Although this latest FDA’s enforcement action is consistent with previously issued warning letters, all of which were triggered by the use of unsubstantiated medical claims (see here, here and here for some examples), this latest round of warning letters also suggest that the agency strongly disapproves of the use of CBD in this category of topicals. Specifically, the FDA deemed the OTC drug products infused with CBD as “unapproved new drugs” because these products were not reviewed and approved for their safety and effectiveness before being introduced in interstate commerce and because they were not manufactured in compliance with applicable current good manufacturing practices (cGMPs).
If you follow our blog, you have read us explain that “topical products,” more precisely “cosmetics,” are the least risky category of products with which CBD may be infused, so you may wonder why the FDA now takes strong issue with these products.
The reason is simple: the term “topical products” refers to several categories of products, namely, “cosmetics” and “OTC drug products,” which are regulated very differently under the FDCA, and thus, by the FDA. The following is a brief summary of these regulatory differences.
Cosmetics are products intended to be applied to the human body for cleansing, beautifying, promoting attractiveness, or altering the appearance, except for soap which is treated differently.
Unlike foods, dietary supplements, and drugs, cosmetics are not subject to pre-market approval. Instead, the FDA relies on consumer complaints to monitor this self-policed industry – for example, recalls of cosmetics are voluntary actions taken by manufacturers or distributors.

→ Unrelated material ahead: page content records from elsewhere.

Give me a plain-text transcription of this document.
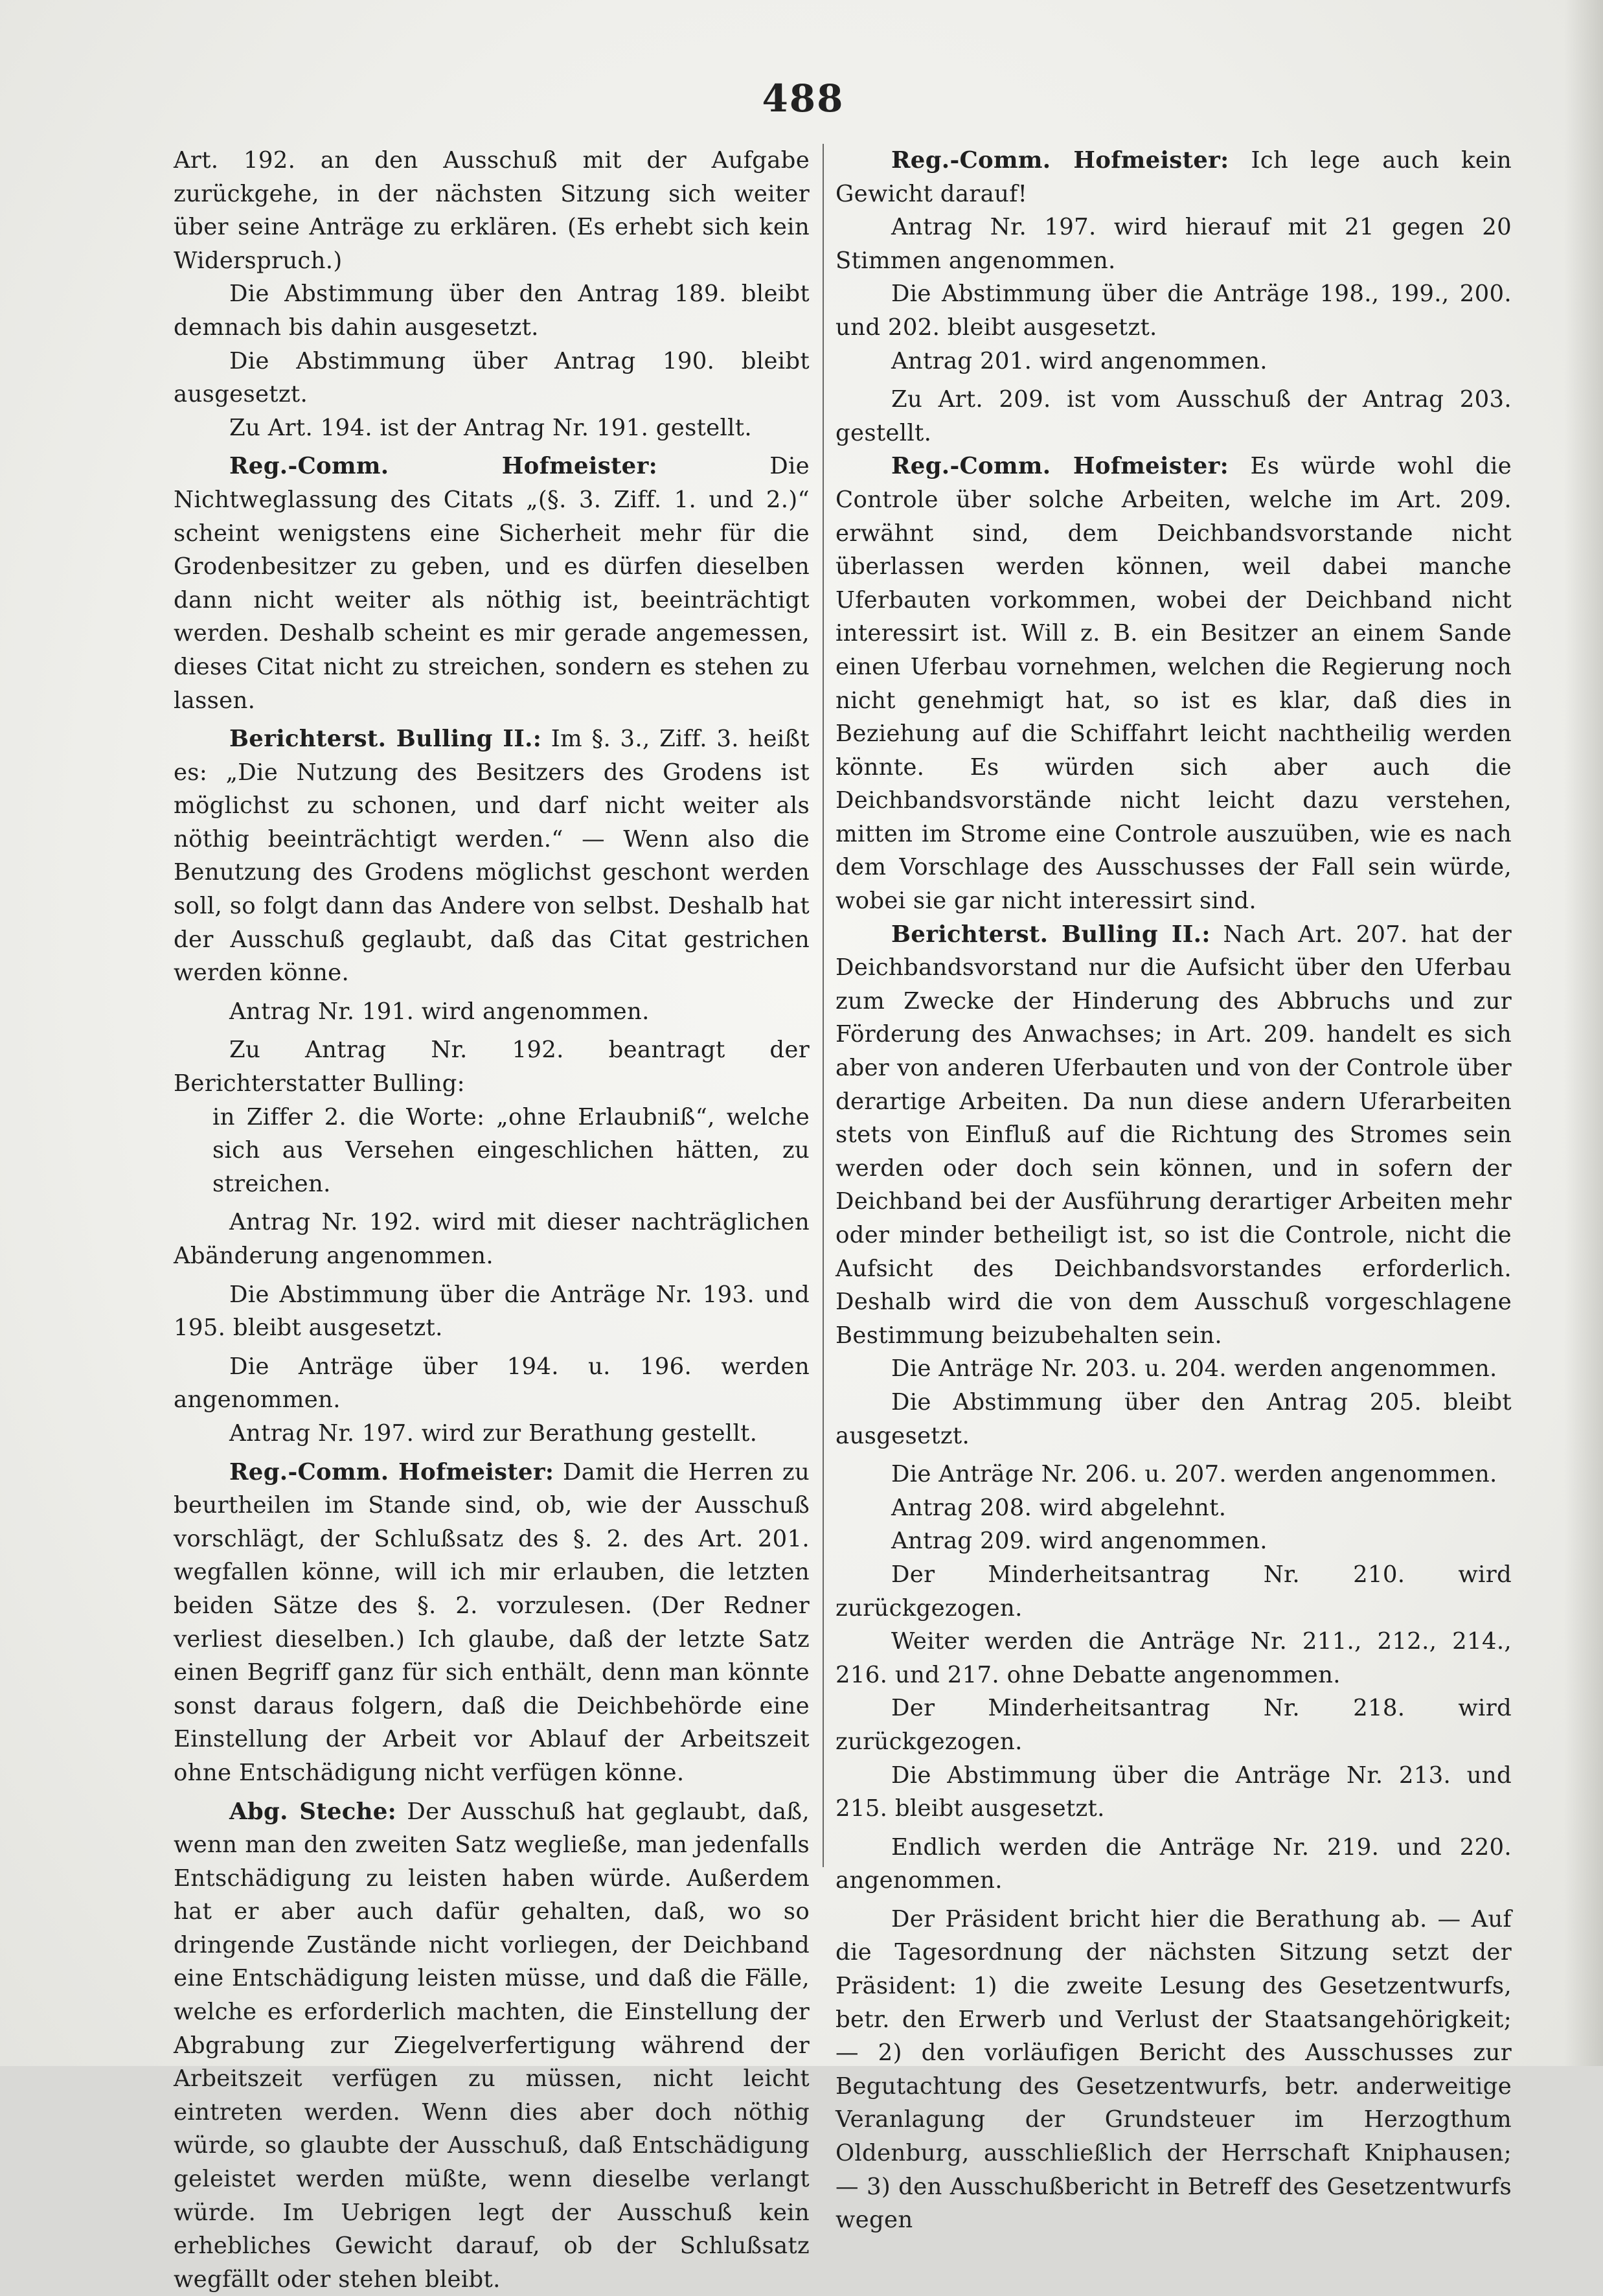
488

Art. 192. an den Ausschuß mit der Aufgabe zurückgehe, in der nächsten Sitzung sich weiter über seine Anträge zu erklären. (Es erhebt sich kein Widerspruch.)

Die Abstimmung über den Antrag 189. bleibt demnach bis dahin ausgesetzt.

Die Abstimmung über Antrag 190. bleibt ausgesetzt.

Zu Art. 194. ist der Antrag Nr. 191. gestellt.

Reg.-Comm. Hofmeister: Die Nichtweglassung des Citats „(§. 3. Ziff. 1. und 2.)“ scheint wenigstens eine Sicherheit mehr für die Grodenbesitzer zu geben, und es dürfen dieselben dann nicht weiter als nöthig ist, beeinträchtigt werden. Deshalb scheint es mir gerade angemessen, dieses Citat nicht zu streichen, sondern es stehen zu lassen.

Berichterst. Bulling II.: Im §. 3., Ziff. 3. heißt es: „Die Nutzung des Besitzers des Grodens ist möglichst zu schonen, und darf nicht weiter als nöthig beeinträchtigt werden.“ — Wenn also die Benutzung des Grodens möglichst geschont werden soll, so folgt dann das Andere von selbst. Deshalb hat der Ausschuß geglaubt, daß das Citat gestrichen werden könne.

Antrag Nr. 191. wird angenommen.

Zu Antrag Nr. 192. beantragt der Berichterstatter Bulling:

in Ziffer 2. die Worte: „ohne Erlaubniß“, welche sich aus Versehen eingeschlichen hätten, zu streichen.

Antrag Nr. 192. wird mit dieser nachträglichen Abänderung angenommen.

Die Abstimmung über die Anträge Nr. 193. und 195. bleibt ausgesetzt.

Die Anträge über 194. u. 196. werden angenommen.

Antrag Nr. 197. wird zur Berathung gestellt.

Reg.-Comm. Hofmeister: Damit die Herren zu beurtheilen im Stande sind, ob, wie der Ausschuß vorschlägt, der Schlußsatz des §. 2. des Art. 201. wegfallen könne, will ich mir erlauben, die letzten beiden Sätze des §. 2. vorzulesen. (Der Redner verliest dieselben.) Ich glaube, daß der letzte Satz einen Begriff ganz für sich enthält, denn man könnte sonst daraus folgern, daß die Deichbehörde eine Einstellung der Arbeit vor Ablauf der Arbeitszeit ohne Entschädigung nicht verfügen könne.

Abg. Steche: Der Ausschuß hat geglaubt, daß, wenn man den zweiten Satz wegließe, man jedenfalls Entschädigung zu leisten haben würde. Außerdem hat er aber auch dafür gehalten, daß, wo so dringende Zustände nicht vorliegen, der Deichband eine Entschädigung leisten müsse, und daß die Fälle, welche es erforderlich machten, die Einstellung der Abgrabung zur Ziegelverfertigung während der Arbeitszeit verfügen zu müssen, nicht leicht eintreten werden. Wenn dies aber doch nöthig würde, so glaubte der Ausschuß, daß Entschädigung geleistet werden müßte, wenn dieselbe verlangt würde. Im Uebrigen legt der Ausschuß kein erhebliches Gewicht darauf, ob der Schlußsatz wegfällt oder stehen bleibt.

Reg.-Comm. Hofmeister: Ich lege auch kein Gewicht darauf!

Antrag Nr. 197. wird hierauf mit 21 gegen 20 Stimmen angenommen.

Die Abstimmung über die Anträge 198., 199., 200. und 202. bleibt ausgesetzt.

Antrag 201. wird angenommen.

Zu Art. 209. ist vom Ausschuß der Antrag 203. gestellt.

Reg.-Comm. Hofmeister: Es würde wohl die Controle über solche Arbeiten, welche im Art. 209. erwähnt sind, dem Deichbandsvorstande nicht überlassen werden können, weil dabei manche Uferbauten vorkommen, wobei der Deichband nicht interessirt ist. Will z. B. ein Besitzer an einem Sande einen Uferbau vornehmen, welchen die Regierung noch nicht genehmigt hat, so ist es klar, daß dies in Beziehung auf die Schiffahrt leicht nachtheilig werden könnte. Es würden sich aber auch die Deichbandsvorstände nicht leicht dazu verstehen, mitten im Strome eine Controle auszuüben, wie es nach dem Vorschlage des Ausschusses der Fall sein würde, wobei sie gar nicht interessirt sind.

Berichterst. Bulling II.: Nach Art. 207. hat der Deichbandsvorstand nur die Aufsicht über den Uferbau zum Zwecke der Hinderung des Abbruchs und zur Förderung des Anwachses; in Art. 209. handelt es sich aber von anderen Uferbauten und von der Controle über derartige Arbeiten. Da nun diese andern Uferarbeiten stets von Einfluß auf die Richtung des Stromes sein werden oder doch sein können, und in sofern der Deichband bei der Ausführung derartiger Arbeiten mehr oder minder betheiligt ist, so ist die Controle, nicht die Aufsicht des Deichbandsvorstandes erforderlich. Deshalb wird die von dem Ausschuß vorgeschlagene Bestimmung beizubehalten sein.

Die Anträge Nr. 203. u. 204. werden angenommen.

Die Abstimmung über den Antrag 205. bleibt ausgesetzt.

Die Anträge Nr. 206. u. 207. werden angenommen.

Antrag 208. wird abgelehnt.

Antrag 209. wird angenommen.

Der Minderheitsantrag Nr. 210. wird zurückgezogen.

Weiter werden die Anträge Nr. 211., 212., 214., 216. und 217. ohne Debatte angenommen.

Der Minderheitsantrag Nr. 218. wird zurückgezogen.

Die Abstimmung über die Anträge Nr. 213. und 215. bleibt ausgesetzt.

Endlich werden die Anträge Nr. 219. und 220. angenommen.

Der Präsident bricht hier die Berathung ab. — Auf die Tagesordnung der nächsten Sitzung setzt der Präsident: 1) die zweite Lesung des Gesetzentwurfs, betr. den Erwerb und Verlust der Staatsangehörigkeit; — 2) den vorläufigen Bericht des Ausschusses zur Begutachtung des Gesetzentwurfs, betr. anderweitige Veranlagung der Grundsteuer im Herzogthum Oldenburg, ausschließlich der Herrschaft Kniphausen; — 3) den Ausschußbericht in Betreff des Gesetzentwurfs wegen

Nevertheless, some federal laws and regulations apply to cosmetics marketed in interstate commerce. Both the FDCA and the Fair Packaging and Labeling Act (“FPLA”) mandate that cosmetics be safe and properly labeled. You can read more on these requirements here.
OTC Drug Products
OTC drug products are drugs that are safe and effective for use by the general public without seeking treatment by a health professional. Unlike cosmetics, OTC drug products are more heavily regulated by the FDA; they must be generally recognized as safe and effective (“GRASE”) before they may be lawfully sold and marketed in interstate commerce.
OTC products that conform with a final OTC drug monograph – monographs are lists of ingredients, doses, formulations and labeling that have been reviewed and approved by the FDA – may be marketed without further FDA review. However, new OTC products that do not conform to a final monograph must be reviewed through the FDA’s “New Drug Application” (“NDA”) process to assess their safety and efficacy before they may be lawfully introduced in interstate commerce.
Given the regulatory differences between cosmetics and OTC drug products, it is clearer why the FDA took such a strong position against the use of CBD in OTC drug products in its last round of warning letter. Indeed, to date, CBD has not been approved as an active or inactive OTC ingredient by the FDA – in other words, CBD does not conform with a final monograph – therefore, CBD cannot be lawfully sold and marketed as an OTC drug product.
Although CBD companies manufacturing, selling, and marketing OTC drug products infused with CBD should be able to mitigate the risk of enforcement actions by refraining from making any medical claims (expressed or implied) about their products, they should understand the heightened level of risk associated with engaging with this particular category of products.